Bertolt Brecht: Mit Dank für eine Friedensgabe…

brecht_bEin Dank an die Sowjetunion. Im Jahre 1955, zwei Jahre nach Stalins Tod wurde Bertolt Brecht in Moskau der Stalin-Preis „Für die Festigung des Friedens zwischen den Völkern“ überreicht, der ihm im Jahr zuvor verliehen worden war. Im Präsidium saßen damals B.Brecht, N.S.Tichonow, N.P.Ochlopkow und E.N.Gogoljowa sowie der vorübergehende Geschäftsträger der DDR in der UdSSR, Seitz und andere. Tichonow verlas den Beschluß  und überreichte Brecht die Medaille und die Urkunde. Doch bereits im selben Jahr wurde der Preis dann umbenannt in Lenin-Friedenspreis. Kein Zweifel – Brecht war Kommunist. Obwohl nie Mitglied der SED. hatte er einen klaren Klassenstandpunkt. Und das ist auch in der folgenden Rede nachzulesen…

BERTOLT BRECHT
Rede anläßlich der Verleihung des Stalin-Preises
„Für Frieden und Verständigung zwischen den Völkern“ Moskau 1955

Es ist eine der erstaunlichen Gepflogenheiten Ihres Staates, der Sowjetunion, alljährlich einige Leute mit einem Preis für Bemühungen um den Weltfrieden auszuzeichnen. Ein solcher Preis scheint mir der höchste und meist erstrebenswerte von allen Preisen, die heute verliehen werden können. Was immer man ihnen einreden will, die Völker wissen: der Friede ist das A und O aller menschenfreundlichen Tätigkeiten, aller Produktion, aller Künste, einschließlich der Kunst zu leben.

Ich war 19

Ich war 19 Jahre alt, als ich von Ihrer großen Revolution hörte, 20, als ich den Widerschein des großen Feuers in meiner Heimat erblickte.

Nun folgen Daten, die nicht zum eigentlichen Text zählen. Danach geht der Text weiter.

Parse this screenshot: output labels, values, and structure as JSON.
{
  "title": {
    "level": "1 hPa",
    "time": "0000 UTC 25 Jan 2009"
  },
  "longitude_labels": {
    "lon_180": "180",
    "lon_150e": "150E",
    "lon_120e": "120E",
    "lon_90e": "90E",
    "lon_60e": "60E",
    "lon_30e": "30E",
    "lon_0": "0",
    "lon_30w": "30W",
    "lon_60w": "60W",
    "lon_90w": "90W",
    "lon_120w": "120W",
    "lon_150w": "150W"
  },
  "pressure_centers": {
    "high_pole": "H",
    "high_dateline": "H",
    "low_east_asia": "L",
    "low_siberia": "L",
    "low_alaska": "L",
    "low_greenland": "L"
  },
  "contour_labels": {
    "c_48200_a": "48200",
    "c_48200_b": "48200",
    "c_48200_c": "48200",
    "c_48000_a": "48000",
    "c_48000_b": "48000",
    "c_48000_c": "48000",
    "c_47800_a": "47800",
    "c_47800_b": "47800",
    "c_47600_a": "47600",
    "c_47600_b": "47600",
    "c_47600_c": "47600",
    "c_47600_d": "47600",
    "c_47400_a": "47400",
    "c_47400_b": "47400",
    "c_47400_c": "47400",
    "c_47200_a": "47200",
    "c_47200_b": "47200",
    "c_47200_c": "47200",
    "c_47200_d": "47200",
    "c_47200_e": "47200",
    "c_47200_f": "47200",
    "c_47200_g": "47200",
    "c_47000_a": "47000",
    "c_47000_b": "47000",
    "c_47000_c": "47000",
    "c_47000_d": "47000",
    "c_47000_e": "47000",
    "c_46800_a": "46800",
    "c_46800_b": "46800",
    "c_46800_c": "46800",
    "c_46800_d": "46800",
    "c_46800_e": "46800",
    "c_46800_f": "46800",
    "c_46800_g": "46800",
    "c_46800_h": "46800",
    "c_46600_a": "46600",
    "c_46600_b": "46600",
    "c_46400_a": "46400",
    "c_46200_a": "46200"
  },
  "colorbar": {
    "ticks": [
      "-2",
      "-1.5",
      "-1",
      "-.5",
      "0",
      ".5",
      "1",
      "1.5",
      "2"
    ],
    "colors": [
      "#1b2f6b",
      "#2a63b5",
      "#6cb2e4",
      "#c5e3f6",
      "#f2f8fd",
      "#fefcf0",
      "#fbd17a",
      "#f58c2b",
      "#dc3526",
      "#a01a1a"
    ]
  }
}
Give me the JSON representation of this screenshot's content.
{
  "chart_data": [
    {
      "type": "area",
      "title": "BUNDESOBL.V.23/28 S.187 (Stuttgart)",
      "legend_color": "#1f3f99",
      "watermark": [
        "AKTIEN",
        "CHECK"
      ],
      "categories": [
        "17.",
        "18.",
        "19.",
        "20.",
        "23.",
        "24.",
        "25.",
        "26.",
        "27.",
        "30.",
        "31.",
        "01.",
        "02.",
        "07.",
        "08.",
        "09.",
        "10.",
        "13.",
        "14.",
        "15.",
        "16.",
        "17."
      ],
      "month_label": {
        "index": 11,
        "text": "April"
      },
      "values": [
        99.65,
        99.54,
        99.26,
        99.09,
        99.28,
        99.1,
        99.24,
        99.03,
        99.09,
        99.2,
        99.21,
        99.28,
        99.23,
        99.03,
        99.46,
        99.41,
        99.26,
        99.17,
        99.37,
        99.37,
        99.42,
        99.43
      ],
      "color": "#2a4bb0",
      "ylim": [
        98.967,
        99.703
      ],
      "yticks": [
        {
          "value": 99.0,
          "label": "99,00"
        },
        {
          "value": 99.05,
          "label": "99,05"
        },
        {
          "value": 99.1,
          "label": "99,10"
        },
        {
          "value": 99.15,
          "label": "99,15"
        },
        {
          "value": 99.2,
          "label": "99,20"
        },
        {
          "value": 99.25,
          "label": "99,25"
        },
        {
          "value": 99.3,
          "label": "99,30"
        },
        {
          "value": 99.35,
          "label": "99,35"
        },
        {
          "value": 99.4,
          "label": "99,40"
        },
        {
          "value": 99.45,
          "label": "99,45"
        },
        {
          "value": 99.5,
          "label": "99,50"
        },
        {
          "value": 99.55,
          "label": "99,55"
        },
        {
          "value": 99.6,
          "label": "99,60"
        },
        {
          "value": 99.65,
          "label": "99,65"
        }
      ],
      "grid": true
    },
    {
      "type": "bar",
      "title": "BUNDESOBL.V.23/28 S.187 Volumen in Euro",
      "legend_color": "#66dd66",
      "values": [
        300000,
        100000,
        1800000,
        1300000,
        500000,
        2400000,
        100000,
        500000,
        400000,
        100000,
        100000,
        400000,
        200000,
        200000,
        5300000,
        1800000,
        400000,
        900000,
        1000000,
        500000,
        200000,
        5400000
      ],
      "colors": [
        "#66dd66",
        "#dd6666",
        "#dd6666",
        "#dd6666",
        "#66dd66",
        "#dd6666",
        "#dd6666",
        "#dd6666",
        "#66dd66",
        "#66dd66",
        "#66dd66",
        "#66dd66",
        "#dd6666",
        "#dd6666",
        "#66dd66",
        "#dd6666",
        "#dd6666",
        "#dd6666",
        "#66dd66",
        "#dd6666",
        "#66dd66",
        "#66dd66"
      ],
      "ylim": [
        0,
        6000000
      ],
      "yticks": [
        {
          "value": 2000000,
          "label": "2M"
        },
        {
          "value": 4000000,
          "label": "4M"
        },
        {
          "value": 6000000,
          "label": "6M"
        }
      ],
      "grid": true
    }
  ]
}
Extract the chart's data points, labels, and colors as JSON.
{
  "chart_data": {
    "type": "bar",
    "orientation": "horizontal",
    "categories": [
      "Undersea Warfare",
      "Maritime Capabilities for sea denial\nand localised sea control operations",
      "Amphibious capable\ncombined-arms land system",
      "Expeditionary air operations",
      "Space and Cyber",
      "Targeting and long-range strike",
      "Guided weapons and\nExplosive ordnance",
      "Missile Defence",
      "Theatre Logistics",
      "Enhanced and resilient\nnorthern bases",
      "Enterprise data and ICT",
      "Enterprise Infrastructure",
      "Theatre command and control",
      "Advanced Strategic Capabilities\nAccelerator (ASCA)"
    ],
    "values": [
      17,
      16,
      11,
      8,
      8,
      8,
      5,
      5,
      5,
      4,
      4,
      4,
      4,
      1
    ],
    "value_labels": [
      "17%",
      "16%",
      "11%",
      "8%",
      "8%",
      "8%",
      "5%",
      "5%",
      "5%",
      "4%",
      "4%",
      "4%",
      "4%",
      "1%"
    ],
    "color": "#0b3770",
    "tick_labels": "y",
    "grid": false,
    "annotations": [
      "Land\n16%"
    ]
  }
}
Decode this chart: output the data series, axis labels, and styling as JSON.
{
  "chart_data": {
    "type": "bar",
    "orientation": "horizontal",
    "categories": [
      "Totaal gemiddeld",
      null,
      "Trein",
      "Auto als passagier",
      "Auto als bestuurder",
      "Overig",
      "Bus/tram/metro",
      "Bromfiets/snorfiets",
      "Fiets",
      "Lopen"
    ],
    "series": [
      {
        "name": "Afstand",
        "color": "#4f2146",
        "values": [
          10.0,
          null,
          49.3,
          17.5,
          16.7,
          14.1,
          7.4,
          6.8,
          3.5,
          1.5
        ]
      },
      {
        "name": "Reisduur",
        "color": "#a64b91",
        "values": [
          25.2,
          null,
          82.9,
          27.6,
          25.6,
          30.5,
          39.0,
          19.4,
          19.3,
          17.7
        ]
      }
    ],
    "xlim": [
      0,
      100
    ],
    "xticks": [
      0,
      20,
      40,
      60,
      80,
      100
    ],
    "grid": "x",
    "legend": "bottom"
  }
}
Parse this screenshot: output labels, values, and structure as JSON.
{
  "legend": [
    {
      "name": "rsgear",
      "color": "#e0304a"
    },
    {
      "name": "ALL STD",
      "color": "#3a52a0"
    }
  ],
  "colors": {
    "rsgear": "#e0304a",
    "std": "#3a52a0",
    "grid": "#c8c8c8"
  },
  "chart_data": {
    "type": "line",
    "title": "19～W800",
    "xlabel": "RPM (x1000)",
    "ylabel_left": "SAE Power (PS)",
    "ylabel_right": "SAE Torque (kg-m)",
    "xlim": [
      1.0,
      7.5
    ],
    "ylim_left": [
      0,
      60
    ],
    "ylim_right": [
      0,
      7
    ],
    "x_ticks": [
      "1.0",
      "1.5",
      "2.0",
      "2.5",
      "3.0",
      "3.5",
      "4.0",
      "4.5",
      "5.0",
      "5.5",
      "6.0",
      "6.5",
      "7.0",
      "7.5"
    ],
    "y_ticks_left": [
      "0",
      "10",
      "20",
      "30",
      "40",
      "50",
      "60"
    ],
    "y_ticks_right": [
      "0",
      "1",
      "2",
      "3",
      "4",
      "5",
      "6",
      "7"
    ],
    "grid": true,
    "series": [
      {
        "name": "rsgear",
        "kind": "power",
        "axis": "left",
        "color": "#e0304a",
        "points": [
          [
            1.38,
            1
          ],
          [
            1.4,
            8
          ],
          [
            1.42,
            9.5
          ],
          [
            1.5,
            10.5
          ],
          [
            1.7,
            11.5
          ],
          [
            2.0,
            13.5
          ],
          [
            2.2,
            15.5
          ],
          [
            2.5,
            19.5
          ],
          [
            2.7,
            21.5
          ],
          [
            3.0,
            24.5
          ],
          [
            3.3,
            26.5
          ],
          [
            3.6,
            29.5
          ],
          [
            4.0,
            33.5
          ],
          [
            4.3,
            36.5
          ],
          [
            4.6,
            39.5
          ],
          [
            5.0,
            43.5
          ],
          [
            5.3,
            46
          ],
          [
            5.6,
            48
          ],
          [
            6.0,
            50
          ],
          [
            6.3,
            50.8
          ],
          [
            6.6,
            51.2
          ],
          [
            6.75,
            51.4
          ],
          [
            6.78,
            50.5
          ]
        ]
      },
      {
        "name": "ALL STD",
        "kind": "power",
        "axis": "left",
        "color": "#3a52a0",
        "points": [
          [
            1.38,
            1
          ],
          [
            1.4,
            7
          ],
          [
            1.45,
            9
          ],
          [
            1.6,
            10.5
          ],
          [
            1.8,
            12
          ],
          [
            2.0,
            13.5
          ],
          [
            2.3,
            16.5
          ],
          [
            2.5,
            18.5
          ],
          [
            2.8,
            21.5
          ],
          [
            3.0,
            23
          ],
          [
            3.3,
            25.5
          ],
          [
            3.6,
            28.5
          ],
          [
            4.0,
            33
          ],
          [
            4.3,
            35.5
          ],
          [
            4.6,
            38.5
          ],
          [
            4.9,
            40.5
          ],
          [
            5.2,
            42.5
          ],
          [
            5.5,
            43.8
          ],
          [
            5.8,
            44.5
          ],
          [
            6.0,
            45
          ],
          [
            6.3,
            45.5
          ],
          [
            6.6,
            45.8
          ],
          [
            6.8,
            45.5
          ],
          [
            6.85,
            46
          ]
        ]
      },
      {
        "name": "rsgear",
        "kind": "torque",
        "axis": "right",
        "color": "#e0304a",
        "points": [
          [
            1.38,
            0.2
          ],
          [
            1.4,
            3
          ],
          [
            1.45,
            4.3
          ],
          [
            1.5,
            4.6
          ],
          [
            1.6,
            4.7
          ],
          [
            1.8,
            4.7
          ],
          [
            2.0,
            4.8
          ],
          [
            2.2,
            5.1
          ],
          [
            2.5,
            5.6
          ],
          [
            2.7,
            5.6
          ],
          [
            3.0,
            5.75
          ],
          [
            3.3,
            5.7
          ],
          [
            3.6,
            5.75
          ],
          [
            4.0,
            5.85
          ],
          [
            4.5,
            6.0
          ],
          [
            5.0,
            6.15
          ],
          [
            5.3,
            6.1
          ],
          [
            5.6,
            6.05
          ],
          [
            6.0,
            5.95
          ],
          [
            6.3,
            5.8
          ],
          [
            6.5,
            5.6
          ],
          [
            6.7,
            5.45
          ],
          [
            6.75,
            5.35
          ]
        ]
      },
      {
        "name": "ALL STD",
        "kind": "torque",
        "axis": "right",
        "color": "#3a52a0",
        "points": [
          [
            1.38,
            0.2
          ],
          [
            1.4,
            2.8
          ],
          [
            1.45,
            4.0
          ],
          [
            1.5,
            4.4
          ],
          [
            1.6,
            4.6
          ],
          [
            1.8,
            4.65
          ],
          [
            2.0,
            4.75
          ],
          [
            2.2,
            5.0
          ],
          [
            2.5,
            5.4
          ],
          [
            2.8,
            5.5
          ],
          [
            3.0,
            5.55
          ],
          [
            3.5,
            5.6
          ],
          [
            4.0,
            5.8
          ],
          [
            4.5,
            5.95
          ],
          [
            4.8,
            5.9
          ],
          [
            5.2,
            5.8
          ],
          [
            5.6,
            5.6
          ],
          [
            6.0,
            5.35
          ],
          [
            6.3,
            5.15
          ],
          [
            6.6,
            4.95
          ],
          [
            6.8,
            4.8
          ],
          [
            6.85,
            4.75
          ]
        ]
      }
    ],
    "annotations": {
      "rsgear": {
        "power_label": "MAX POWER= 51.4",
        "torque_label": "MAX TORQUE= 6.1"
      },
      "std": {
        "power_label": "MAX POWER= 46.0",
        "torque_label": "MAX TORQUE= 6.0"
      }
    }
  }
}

Ich war Sanitätssoldat in einem Augsburger Lazarett. Die Kasernen und sogar die Lazarette leerten sich. Die alte Stadt füllte sich plötzlich mit neuen Menschen, in großen Zügen aus den Vorstädten kommend, von einer Lebendigkeit, welche die Straßen der Reichen, der Ämter und Kaufleute, nicht kannten. Einige Tage lang sprachen Arbeiterfrauen in den schnell improvisierten Räten und wuschen jungen Arbeitern in Soldatenkitteln die Köpfe, und die Fabriken hörten die Befehle der Arbeiter. Einige Tage, aber was für Tage! Überall Kämpfer, aber zugleich friedliche Leute, aufbauende Leute!

Die wichtigste Lehre

Die Kämpfe führten, wie Sie wissen, nicht zum Sieg, und Sie wissen warum. In den folgenden Jahren der Weimarer Republik waren es die Schriften der Klassiker des Sozialismus, die durch den großen Oktober neu belebt worden waren, und die Berichte von Ihrem kühnen Aufbau einer neuen Gesellschaft, die mich diesen Idealen verpflichteten und mit Wissen versahen. Die wichtigste der Lehren bestand darin, daß eine Zukunft für die Menschheit nur „von unten her“, vom Standpunkt der Unterdrückten und Ausgebeuteten aus, sichtbar wurde. Nur mit ihnen kämpfend, kämpfte man für die Menschheit.

Es herrscht die Gewalt

Ein riesiger Krieg hatte stattgefunden, ein riesigerer wurde vorbereitet. Von hier aus, von unten aus, waren die versteckten Ursachen dieser Kriege zu erkennen; diese Klasse hatte sie zu bezahlen, die verlorenen und die siegreichen. Hier, in der Tiefe, hatte auch der Friede einen kriegerischen Aspekt. Zuinnerst der Sphäre der Produktion und allüber der Sphäre der Produktion herrschte die Gewalt. Sei es die offene des Flusses, der die Dämme zerreißt, oder die geheime der Dämme, die den Fluß niederhalten. Es handelte sich nicht nur darum, ob Kanonen hergestellt wurden oder Pflüge – in den Kriegen um den Brotpreis sind die Pflüge die Kanonen. In den immerwährenden unerbittlichen Kämpfen der Klassen um die Produktionsmittel sind die Zeiten verhältnismäßigen Friedens nur die Zeiten der Erschöpfung.

Der Kampf um die Existenz

Nicht so ist es, daß ein zerstörerisches, kriegerisches Element immer wieder die friedliche Produktion unterbricht, sondern die Produktion selbst gründet sich auf das zerstörerische kriegerische Prinzip. Das ganze Leben kämpfen die Menschen im Kapitalismus um ihre Existenz – gegeneinander. Die Eltern kämpfen um die Kinder, die Kinder um das Erbe, der kleine Händler kämpft um seinen Laden mit dem anderen kleinen Händler, und alle kämpfen sie mit dem großen Händler. Der Bauer kämpft mit dem Städter, die Schüler kämpfen mit den Lehrern, das Volk kämpft mit den Behörden, die Fabriken kämpfen mit den Banken, die Konzerne kämpfen mit den Konzernen. Wie sollten da am Ende nicht die Völker mit den Völkern kämpfen?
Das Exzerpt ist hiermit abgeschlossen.